The PGA Tour rookie's aunt won 31 tournaments, including six majors. The first victory for the Vermont native who played at St. John's came nine days before his 25th birthday.
On the 172-yard 17th hole, Bradley sank a 12-foot par-saving putt and responded with an emphatic fist pump. After Bradley tapped in his par putt at No. 18, third-round leader Palmer was in one of the five groups still playing.
Bradley then sat for a few minutes before going to the practice range to prepare for a playoff that almost wasn't necessary for him to become the PGA Tour's sixth first-time winning this season.
Ryuji Imada (71) and Joe Ogilvie (70) finished a stroke back at 2 under. Imada bogeyed three of his last four holes after getting to 5 under.
Defending Nelson champion Jason Day (67) was fifth at 1 under. Only five players finished under par this week at TPC Four Seasons.
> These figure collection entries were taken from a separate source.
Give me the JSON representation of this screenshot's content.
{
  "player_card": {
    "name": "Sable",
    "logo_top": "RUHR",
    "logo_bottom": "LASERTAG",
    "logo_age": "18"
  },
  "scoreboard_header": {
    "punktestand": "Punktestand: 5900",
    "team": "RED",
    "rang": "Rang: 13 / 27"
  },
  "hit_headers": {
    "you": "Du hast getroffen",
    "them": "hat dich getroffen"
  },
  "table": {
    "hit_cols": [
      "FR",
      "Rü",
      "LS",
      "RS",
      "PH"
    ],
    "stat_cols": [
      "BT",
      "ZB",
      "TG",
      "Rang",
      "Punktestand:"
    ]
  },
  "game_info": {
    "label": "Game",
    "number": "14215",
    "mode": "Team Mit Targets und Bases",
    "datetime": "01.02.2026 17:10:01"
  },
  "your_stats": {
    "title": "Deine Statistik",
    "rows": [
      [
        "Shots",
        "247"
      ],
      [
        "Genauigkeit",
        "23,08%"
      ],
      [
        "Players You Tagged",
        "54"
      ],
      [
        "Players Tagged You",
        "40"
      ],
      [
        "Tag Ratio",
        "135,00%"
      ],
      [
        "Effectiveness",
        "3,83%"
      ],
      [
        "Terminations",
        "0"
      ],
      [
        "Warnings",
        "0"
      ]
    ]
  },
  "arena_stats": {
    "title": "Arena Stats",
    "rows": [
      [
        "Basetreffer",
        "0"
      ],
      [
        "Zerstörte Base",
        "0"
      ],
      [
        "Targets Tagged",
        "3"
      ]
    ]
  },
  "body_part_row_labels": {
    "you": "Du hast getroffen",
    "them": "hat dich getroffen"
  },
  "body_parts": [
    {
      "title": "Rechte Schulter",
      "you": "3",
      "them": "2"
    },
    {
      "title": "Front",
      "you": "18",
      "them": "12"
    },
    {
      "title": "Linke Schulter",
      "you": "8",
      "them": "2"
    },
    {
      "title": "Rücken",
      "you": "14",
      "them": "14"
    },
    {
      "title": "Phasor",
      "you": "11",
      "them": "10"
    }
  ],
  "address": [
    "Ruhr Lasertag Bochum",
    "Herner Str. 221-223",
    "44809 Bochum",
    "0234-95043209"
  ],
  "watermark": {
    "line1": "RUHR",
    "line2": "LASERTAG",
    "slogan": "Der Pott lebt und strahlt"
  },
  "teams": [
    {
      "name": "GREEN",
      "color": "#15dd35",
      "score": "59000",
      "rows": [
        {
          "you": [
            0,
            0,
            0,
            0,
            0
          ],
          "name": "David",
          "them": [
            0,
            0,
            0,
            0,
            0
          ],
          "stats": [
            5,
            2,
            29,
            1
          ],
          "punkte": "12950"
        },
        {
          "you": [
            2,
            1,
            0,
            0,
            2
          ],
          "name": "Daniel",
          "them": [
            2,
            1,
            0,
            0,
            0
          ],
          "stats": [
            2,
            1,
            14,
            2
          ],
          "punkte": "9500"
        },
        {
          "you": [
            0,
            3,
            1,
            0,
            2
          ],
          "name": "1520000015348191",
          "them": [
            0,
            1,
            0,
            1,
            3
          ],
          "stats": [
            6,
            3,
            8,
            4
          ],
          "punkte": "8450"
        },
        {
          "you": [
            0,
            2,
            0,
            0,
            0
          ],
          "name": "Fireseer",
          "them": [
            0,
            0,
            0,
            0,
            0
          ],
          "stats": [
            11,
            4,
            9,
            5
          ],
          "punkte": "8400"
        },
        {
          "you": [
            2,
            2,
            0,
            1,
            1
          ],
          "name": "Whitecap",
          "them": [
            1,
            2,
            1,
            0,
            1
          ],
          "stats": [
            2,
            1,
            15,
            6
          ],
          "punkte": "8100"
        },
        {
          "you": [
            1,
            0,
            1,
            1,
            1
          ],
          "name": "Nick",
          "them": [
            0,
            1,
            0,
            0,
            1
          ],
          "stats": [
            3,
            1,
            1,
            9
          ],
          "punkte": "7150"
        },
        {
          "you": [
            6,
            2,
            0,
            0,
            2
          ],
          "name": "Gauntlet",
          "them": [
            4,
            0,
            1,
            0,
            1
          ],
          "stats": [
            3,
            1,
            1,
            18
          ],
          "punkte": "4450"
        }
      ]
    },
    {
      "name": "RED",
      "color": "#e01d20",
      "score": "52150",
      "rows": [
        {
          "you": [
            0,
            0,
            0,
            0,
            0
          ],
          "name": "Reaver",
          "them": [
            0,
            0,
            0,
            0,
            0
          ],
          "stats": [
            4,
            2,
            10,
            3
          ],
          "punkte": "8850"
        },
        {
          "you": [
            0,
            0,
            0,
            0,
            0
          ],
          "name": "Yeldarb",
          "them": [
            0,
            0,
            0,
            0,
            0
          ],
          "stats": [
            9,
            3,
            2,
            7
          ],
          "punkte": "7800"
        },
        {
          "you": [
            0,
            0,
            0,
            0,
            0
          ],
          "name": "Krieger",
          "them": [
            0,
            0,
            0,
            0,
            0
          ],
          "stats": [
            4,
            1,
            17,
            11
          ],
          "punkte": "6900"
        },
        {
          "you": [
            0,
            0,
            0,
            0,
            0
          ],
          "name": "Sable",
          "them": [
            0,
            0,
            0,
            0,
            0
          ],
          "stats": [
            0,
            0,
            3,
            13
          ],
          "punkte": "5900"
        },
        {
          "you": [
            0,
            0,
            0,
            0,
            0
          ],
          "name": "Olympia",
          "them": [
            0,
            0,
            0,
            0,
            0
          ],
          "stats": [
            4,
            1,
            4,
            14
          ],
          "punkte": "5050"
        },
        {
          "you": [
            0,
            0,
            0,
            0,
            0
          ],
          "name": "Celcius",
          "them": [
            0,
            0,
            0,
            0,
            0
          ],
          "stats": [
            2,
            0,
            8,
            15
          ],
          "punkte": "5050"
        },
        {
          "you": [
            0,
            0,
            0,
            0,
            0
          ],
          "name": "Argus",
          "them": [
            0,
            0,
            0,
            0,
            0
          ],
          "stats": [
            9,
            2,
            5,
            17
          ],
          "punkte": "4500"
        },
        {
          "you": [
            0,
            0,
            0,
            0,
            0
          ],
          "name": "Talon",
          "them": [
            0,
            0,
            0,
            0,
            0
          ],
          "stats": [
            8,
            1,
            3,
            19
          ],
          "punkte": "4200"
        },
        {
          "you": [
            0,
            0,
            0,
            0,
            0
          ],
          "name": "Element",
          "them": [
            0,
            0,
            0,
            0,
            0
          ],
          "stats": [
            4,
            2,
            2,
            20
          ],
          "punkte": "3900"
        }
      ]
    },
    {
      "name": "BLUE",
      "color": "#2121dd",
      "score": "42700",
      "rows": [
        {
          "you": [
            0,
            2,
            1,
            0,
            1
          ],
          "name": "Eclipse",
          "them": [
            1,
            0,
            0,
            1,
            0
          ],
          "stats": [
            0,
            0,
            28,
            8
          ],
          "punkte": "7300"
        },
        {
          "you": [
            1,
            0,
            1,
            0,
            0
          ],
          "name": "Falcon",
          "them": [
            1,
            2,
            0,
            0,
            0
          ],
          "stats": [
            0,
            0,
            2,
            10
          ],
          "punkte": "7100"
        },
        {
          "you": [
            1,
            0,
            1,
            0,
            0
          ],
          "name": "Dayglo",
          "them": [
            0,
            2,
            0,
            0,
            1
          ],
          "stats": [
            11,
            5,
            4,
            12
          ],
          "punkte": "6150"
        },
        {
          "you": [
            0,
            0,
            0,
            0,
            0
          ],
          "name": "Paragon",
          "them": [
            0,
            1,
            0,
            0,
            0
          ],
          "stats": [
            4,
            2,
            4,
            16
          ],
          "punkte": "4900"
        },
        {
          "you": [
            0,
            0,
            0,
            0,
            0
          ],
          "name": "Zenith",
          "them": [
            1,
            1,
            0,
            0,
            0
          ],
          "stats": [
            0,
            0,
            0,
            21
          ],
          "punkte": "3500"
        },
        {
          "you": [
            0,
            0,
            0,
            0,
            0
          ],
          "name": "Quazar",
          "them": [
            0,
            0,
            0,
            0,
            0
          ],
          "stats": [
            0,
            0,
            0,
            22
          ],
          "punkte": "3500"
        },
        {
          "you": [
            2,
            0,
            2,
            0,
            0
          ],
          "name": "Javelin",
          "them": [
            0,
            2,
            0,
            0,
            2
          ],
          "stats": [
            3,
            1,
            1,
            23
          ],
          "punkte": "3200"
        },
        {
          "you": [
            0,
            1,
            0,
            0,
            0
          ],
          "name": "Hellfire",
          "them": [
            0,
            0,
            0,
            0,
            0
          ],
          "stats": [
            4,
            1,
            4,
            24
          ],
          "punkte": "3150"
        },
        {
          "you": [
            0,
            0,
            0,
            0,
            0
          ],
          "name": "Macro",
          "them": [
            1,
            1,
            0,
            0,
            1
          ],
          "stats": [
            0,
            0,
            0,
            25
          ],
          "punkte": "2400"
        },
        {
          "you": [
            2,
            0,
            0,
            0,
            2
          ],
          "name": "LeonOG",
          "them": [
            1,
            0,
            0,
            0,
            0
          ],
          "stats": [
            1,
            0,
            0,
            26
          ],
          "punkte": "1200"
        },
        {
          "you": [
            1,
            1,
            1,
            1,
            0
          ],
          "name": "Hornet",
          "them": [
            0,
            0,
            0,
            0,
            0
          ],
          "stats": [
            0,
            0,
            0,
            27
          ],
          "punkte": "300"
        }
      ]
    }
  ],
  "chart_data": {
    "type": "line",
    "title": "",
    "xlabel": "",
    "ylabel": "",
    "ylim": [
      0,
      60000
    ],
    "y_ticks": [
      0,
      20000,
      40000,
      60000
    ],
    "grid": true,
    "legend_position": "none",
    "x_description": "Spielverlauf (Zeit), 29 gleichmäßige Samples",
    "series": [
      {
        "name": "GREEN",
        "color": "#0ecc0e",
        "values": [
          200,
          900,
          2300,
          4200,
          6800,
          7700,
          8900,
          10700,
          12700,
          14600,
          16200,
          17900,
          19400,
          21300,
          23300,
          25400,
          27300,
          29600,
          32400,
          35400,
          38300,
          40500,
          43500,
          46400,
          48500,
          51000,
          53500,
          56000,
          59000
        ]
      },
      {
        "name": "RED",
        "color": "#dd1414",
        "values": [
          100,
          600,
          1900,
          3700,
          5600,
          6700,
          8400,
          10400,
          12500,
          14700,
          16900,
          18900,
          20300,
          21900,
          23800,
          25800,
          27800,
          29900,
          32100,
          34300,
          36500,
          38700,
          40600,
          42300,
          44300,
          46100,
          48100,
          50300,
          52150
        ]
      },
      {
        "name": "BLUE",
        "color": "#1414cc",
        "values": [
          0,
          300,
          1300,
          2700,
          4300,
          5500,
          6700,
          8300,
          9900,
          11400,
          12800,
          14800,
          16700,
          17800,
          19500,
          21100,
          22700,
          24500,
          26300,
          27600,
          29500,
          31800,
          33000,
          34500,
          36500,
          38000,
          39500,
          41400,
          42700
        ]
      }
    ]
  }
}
There were brutal scoring conditions the last three days, particularly for both weekend rounds when the wind was sustained at 25 mph with gusts howling near 40.
It was the highest finishing score for the Nelson since the tournament moved to its current location in 1983.
After Palmer blasted from a greenside bunker to 3 feet for a birdie at the 523-yard 16th hole to get back to 3 under, he gave that stroke right back when he missed a 7-foot par putt at No. 17.
Palmer forced the playoff with a 6-foot birdie putt at No. 18, where there was only one other birdie all day. When the putt dropped, Palmer punched his right fist in the air and then raised both arms over his head.
Bradley and Palmer then played No. 18 again, both going way right with their tee shots to start the playoff.
Tournament volunteers quickly dismantled and moved a temporary lemonade stand to give Bradley a line of sight to the green and avoid the necessity for a drop.
Bradley's approach was dangerously close to sliding off the side of the green into the water, but stayed up. Palmer went in the same direction but his ball didn't stay dry.